VILNIUS, June 17 (Reuters) - Estonian Prime Minister Kaja Kallas is tipped become the European Union's next foreign policy boss, but her tough stance on Russia may raise doubts whether she can represent views from across the bloc.

EU leaders' informal talkson Monday, their first since European Parliament election, focus on the appointments for the bloc's top jobs with European Commission Ursula von der Leyen expected to secure a second term and EU diplomats say Kallas is in line for the foreign affairs role.

Kallas, who turns 47 on Tuesday, has made her name as an eloquent critic of neighbouring Russia and its expansionist aims since she became Estonian prime minister in early 2021.

An uncompromising voice in the EU and NATO for unconditional support to Kyiv and for containing Moscow, she led her country of 1.4 million people to become among the highest per-capita military donors to Ukraine.
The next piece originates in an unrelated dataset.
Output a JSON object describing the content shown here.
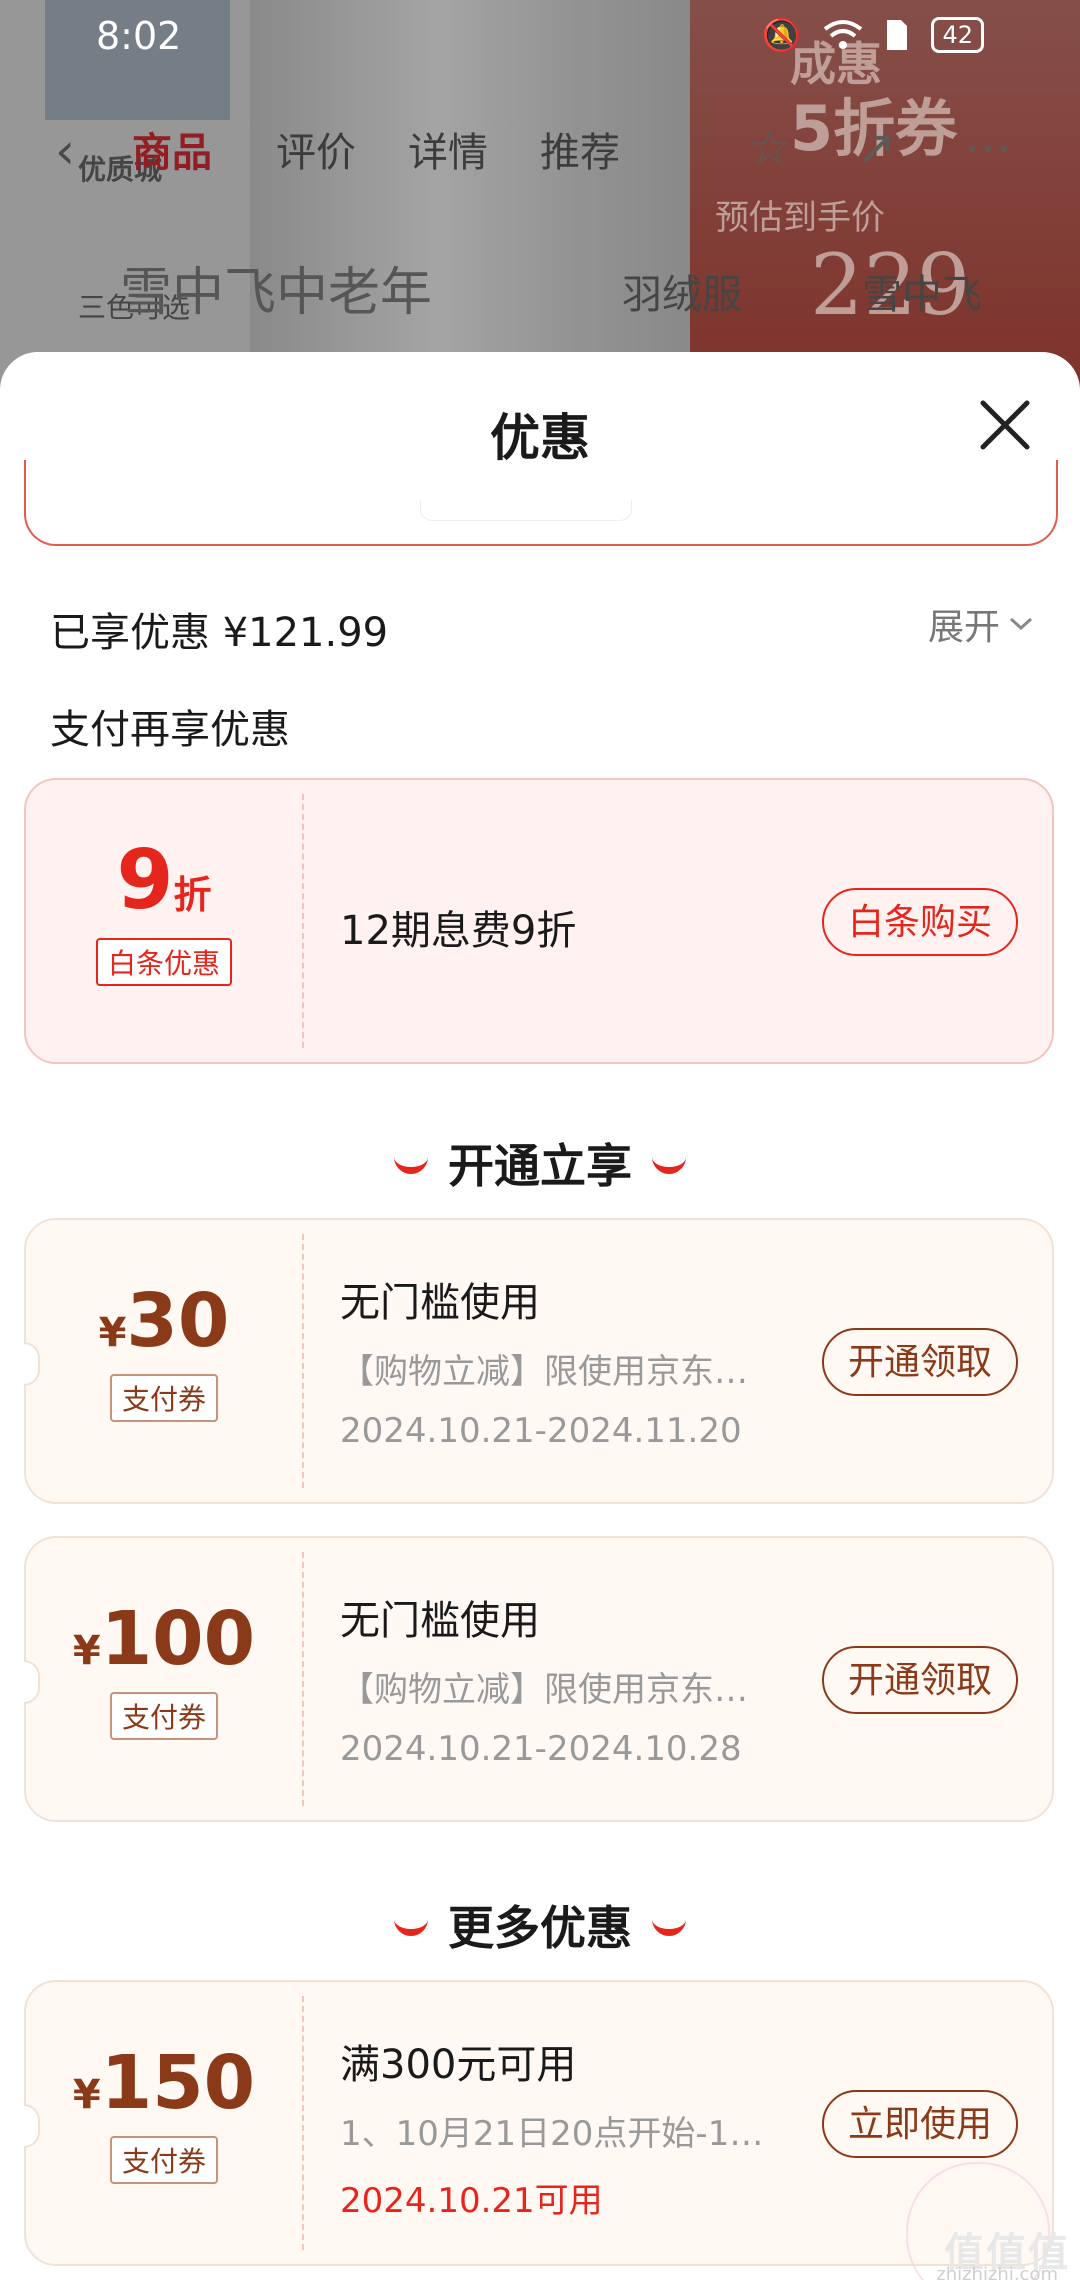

Kallas is wanted in Russia since February, for her role in removing Soviet-era monuments in her country.

Born in Tallinn, she is the great-granddaughter of the first Estonian chief of police as the newly independent country emerged from the Russian Empire after the First World War only to be absorbed into Soviet Union in 1940.

Kallas' mother was only six months old when her family was forcibly relocated to Siberia in 1949 along with 20,000 other Estonians.

"Russia hasn't changed," she said last year on marking an anniversary of her mother's exile. "This evil lives on in Russia."

Unassuming and open, Kallas is well regarded abroad, though not all of bloc's countries share her dogged defiance of Russia. Above all, Hungary's Viktor Orban has maintained friendly ties with Moscow even after its invasion of Ukraine.

However, her popularity at home suffered when local media revealed last year that her husband was involved in a business which continued its operations in Russia even as Kallas publicly criticised all who did so.

Her government also raised taxes shortly after the 2023 elections and legalised same-sex marriage, which almost half of the country opposes.

Kallas' is a second-generation politician.

Her father was the governor of the newly independent Estonia's central bank, established the liberal Reform Party in 1994, which he led for a decade, and served as Estonia's prime minister and later vice president of the European Commission led by Jose Manuel Barroso.

In 2011, Kaja Kallas left a career as a partner at a major Tallin law firm to run, successfully, for the Estonian and then European parliaments on a Reform party ticket. After leading the Reform Party since 2018 she became Estonia's first female prime minister in 2021.

Kallas, known for her uncompromising drive in pushing through policies, has been accused of arrogance by some of her detractors.

Kallas has no doubt her small country's security depends on Brussels.